(532cc) Mechanistic Investigation of Electrochemical C(sp3)–H Oxidation for the Late-Stage Methylation of Complex Amines

In medical chemistry, the selective addition of a single methyl group at targeted positions within the particular pharmaceutical intermediates can dramatically increase their bioactivity. Despite the significant advances in novel synthetic approaches, the selective C(sp³)–H methylation of complex amines, which occupy an exclusive position (>75%) in medical agents, remains limited. Herein, a synthetic strategy involving Shono oxidation followed by the subsequent methylation of the N, O-acetal intermediate was proposed to realize the α-methylation of complex protected amines, and the reaction mechanism of the electrochemical process was investigated.
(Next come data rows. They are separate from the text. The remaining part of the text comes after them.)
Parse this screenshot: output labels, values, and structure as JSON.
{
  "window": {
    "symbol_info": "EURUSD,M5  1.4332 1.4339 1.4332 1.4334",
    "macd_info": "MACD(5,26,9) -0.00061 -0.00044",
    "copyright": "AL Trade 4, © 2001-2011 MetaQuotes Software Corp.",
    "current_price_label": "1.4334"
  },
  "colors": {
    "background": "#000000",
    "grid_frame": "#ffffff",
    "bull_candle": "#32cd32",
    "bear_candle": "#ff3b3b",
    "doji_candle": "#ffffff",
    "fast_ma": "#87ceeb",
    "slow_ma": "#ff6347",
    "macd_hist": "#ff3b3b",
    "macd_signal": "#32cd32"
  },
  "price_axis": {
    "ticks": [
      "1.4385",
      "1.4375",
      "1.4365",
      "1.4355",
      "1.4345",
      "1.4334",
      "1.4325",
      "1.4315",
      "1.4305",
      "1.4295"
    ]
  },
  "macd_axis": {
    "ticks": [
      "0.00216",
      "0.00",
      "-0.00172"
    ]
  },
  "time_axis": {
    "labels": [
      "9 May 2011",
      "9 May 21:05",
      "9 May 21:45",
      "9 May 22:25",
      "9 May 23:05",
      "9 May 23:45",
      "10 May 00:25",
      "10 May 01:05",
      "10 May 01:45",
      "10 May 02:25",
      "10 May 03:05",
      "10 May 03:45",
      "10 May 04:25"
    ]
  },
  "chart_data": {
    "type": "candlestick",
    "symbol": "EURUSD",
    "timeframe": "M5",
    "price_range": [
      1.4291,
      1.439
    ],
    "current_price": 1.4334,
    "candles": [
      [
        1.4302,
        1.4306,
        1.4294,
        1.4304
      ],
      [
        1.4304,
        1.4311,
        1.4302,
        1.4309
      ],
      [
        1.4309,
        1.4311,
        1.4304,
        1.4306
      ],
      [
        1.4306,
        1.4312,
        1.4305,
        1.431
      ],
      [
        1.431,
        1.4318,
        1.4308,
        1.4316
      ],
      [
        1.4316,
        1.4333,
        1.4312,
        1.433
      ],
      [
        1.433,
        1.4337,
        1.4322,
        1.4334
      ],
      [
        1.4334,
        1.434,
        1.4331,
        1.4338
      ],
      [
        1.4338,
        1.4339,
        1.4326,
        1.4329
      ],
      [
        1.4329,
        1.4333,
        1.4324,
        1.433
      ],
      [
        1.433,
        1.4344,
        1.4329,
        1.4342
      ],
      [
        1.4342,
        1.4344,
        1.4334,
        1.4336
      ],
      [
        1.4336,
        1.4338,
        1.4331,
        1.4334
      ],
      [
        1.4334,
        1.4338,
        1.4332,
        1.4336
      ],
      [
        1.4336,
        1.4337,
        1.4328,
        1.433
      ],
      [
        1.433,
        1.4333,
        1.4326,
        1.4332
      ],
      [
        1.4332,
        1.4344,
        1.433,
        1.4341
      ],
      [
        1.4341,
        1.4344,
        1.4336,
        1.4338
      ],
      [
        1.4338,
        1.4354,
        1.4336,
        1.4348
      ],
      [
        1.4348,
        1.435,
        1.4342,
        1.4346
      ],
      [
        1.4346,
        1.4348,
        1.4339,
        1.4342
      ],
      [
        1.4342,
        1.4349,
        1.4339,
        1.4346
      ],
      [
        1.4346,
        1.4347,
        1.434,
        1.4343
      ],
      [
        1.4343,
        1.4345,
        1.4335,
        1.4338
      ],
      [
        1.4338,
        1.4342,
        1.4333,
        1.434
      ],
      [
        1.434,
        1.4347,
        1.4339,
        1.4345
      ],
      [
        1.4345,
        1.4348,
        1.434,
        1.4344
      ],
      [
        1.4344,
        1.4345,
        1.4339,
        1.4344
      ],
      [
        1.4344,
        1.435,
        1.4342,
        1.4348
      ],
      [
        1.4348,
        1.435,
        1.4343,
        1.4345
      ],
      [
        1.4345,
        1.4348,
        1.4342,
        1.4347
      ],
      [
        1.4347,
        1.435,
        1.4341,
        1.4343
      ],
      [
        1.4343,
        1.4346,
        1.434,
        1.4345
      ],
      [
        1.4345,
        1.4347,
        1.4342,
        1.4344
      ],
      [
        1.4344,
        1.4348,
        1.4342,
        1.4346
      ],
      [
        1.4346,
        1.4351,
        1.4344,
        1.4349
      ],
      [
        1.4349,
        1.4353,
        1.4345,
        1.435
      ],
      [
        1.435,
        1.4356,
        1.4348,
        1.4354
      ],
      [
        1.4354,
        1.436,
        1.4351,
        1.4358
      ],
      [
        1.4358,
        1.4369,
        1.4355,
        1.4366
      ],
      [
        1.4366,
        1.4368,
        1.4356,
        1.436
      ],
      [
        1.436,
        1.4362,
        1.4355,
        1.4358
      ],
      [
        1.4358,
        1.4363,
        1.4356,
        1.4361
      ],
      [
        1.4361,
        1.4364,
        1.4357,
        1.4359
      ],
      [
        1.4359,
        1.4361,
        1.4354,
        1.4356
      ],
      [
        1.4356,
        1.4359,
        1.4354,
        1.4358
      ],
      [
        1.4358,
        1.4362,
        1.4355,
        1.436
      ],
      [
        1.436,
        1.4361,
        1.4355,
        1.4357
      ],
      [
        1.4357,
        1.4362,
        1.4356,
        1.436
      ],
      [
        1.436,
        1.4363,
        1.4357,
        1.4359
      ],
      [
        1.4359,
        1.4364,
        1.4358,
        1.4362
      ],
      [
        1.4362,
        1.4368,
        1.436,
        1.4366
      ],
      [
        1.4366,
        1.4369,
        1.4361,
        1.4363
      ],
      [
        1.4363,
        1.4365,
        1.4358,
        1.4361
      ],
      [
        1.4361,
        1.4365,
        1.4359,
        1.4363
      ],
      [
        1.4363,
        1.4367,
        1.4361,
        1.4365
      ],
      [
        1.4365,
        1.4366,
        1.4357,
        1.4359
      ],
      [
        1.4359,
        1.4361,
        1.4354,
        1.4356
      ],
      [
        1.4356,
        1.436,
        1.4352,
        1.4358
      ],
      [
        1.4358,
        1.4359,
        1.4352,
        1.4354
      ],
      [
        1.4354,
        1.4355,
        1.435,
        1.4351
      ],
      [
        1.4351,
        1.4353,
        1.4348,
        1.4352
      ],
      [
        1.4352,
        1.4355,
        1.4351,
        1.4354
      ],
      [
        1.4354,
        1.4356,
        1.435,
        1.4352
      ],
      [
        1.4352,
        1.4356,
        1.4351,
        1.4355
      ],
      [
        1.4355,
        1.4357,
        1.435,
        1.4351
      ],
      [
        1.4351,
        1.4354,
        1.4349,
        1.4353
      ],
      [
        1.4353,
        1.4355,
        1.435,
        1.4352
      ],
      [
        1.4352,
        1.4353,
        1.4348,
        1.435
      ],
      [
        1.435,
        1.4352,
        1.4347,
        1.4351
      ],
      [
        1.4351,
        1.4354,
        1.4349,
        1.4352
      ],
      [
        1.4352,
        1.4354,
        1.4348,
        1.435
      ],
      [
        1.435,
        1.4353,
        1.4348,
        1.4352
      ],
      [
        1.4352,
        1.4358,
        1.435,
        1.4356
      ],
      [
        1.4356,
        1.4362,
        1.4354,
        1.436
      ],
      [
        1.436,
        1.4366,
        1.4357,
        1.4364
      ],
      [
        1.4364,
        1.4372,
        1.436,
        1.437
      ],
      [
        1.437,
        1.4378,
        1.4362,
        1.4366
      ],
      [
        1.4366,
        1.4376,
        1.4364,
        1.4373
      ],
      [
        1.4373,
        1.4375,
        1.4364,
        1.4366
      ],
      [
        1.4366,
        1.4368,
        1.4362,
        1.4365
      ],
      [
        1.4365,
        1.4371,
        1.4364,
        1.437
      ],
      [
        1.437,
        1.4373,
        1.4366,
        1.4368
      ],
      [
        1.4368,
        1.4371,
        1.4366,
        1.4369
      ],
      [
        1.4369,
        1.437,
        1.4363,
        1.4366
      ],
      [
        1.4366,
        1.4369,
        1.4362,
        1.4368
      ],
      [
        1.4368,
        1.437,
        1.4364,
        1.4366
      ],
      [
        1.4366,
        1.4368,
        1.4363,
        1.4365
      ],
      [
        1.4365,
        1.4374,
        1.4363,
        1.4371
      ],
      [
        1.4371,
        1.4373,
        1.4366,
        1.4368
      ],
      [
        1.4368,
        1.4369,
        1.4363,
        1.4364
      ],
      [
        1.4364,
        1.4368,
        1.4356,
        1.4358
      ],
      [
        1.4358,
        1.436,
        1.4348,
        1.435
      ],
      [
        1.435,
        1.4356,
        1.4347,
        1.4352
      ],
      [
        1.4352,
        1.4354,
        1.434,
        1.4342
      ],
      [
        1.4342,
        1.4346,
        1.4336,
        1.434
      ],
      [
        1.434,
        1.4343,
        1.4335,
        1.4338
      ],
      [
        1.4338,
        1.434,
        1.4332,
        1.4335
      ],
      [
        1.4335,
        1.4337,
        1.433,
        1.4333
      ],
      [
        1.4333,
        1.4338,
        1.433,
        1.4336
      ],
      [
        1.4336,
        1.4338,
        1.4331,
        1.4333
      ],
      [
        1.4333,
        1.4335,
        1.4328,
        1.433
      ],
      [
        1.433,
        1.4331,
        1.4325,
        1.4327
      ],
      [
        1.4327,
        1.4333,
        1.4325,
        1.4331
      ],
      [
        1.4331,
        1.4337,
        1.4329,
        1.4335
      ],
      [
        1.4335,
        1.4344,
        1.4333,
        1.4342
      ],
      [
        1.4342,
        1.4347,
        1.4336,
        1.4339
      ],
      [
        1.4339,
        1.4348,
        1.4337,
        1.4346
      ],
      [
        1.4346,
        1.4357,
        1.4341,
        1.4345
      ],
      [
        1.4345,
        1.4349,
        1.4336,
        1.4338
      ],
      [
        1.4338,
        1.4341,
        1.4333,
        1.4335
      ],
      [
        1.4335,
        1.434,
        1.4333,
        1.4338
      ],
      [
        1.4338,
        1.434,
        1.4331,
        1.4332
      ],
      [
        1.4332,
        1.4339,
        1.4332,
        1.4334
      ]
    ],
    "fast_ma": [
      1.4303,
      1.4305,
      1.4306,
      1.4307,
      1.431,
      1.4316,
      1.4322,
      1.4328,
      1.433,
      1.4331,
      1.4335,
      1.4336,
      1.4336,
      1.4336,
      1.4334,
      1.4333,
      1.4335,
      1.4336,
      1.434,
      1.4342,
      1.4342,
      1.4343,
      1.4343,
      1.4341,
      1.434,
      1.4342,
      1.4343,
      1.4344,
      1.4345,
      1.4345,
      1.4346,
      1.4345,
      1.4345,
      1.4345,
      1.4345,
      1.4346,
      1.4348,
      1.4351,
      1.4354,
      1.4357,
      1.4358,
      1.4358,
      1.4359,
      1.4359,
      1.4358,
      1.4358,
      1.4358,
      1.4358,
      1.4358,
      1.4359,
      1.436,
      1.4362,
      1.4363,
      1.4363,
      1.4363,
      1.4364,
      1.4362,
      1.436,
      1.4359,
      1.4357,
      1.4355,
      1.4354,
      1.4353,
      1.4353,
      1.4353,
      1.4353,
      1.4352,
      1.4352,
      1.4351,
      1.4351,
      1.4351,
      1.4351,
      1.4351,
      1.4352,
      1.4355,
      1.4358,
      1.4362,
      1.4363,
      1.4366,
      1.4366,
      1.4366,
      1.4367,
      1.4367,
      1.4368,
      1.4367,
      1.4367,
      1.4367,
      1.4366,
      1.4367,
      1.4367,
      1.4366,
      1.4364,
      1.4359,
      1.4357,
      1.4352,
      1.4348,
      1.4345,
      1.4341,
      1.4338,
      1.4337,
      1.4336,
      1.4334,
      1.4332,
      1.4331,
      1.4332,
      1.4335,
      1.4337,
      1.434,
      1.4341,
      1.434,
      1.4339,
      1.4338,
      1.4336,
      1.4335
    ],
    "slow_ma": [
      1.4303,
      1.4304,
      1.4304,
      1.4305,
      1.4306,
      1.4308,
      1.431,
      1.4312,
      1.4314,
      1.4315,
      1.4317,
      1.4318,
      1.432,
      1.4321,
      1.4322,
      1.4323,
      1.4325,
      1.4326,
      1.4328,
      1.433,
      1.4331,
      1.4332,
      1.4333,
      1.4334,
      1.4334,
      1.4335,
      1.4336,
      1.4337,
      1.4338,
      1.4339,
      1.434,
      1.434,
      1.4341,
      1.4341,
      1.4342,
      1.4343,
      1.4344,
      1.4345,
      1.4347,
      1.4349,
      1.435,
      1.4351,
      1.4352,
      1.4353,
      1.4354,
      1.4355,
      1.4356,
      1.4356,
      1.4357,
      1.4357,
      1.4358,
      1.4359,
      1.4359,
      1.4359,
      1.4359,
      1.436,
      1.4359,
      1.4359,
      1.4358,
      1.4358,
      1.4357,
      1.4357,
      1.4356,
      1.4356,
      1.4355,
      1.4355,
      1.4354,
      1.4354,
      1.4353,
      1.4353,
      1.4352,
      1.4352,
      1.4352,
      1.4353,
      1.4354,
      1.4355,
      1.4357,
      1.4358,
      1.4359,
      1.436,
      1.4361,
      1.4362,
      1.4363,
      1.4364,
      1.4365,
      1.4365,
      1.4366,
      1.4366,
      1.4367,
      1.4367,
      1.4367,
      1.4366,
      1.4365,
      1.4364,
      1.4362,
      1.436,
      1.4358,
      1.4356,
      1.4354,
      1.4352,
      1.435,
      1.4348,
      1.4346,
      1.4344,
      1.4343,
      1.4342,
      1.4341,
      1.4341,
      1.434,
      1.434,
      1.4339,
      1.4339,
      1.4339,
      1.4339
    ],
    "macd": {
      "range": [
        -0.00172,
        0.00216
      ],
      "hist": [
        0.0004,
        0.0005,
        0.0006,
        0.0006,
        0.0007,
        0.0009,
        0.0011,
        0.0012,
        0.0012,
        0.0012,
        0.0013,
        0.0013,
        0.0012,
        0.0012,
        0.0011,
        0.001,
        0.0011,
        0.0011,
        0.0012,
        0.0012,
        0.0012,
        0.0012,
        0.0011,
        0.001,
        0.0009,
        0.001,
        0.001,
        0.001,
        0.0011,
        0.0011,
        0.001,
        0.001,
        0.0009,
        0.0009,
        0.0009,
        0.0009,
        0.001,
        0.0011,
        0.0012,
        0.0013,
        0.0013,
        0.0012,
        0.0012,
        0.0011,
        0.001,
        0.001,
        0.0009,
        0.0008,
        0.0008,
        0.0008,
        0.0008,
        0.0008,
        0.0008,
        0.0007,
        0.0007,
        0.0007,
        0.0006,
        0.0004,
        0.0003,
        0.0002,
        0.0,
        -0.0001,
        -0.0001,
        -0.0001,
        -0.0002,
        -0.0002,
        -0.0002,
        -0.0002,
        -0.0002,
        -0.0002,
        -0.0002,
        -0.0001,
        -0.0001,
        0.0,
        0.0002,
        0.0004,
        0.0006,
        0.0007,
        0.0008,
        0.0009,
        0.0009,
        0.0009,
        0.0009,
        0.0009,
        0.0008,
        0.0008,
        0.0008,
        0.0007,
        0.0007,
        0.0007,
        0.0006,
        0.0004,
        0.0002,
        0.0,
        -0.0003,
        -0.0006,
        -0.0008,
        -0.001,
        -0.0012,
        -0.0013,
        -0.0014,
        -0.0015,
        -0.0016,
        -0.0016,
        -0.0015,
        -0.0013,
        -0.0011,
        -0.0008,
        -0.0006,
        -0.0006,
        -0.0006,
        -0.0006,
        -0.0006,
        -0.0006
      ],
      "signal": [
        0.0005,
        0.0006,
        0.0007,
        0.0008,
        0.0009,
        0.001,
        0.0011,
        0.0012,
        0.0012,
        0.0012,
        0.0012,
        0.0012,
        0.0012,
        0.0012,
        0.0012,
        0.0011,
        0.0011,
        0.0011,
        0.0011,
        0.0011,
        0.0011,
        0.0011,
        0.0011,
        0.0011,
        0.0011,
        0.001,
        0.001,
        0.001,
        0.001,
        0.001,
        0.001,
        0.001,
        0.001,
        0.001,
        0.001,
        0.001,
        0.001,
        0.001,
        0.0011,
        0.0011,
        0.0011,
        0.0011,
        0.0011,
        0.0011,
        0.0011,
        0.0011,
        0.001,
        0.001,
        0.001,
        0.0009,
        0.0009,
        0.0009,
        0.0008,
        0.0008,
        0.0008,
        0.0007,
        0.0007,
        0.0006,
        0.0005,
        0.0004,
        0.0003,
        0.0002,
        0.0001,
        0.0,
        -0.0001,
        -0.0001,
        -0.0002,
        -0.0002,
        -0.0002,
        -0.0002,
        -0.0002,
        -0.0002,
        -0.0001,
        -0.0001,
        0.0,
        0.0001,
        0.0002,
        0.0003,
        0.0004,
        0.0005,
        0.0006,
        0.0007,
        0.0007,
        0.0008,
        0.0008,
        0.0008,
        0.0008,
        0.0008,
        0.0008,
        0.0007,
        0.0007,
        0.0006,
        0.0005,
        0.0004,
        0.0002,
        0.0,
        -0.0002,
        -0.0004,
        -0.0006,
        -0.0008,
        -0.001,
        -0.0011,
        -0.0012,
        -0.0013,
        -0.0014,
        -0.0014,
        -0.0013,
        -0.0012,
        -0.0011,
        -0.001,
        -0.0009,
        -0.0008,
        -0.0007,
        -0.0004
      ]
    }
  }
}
This methylation pathway enabled recalcitrant amines to be readily activated and showed significantly higher Faradaic efficiencies (FE) of 69% by employing CF₃CH₂OH (TFE), rather than the conventional methanol (FE = 9%), as a solvent. Contradictory to the traditional electrochemical-chemical-electrochemical-chemical events (E1-C1-E2-C2), our DFT results indicate an alternative proton-concerted electron transfer (PCET) mechanism based on constant hydrogen electrode free energy models and inner-sphere electron transfer theories. The second electron step (E2) is calculated to be barrierless in accordance with the Marcus theory, and most likely occurs simultaneously with the previous proton transfer step (C1) via a PCET pathway. This mechanistic insight is consistent with experimental results of cyclopropane-substituted substrates. Despite an easily triggered process with low kinetic barriers (5-7 kcal/mol), the ring-opening of sulfonyl cyclopropane radicals (products of step C1) was not observed as its competing pathway is the barrierless E2. Our detailed mechanistic investigations provide important insights to show that the selective oxidation of protected amines important in pharmaceutical syntheses proceeds via a PCET mechanism. These results can help to guide future developments for improved electrochemical C(sp³)–H oxidation protocol for late-stage methylation, which features broad reaction scope and high functional group compatibility.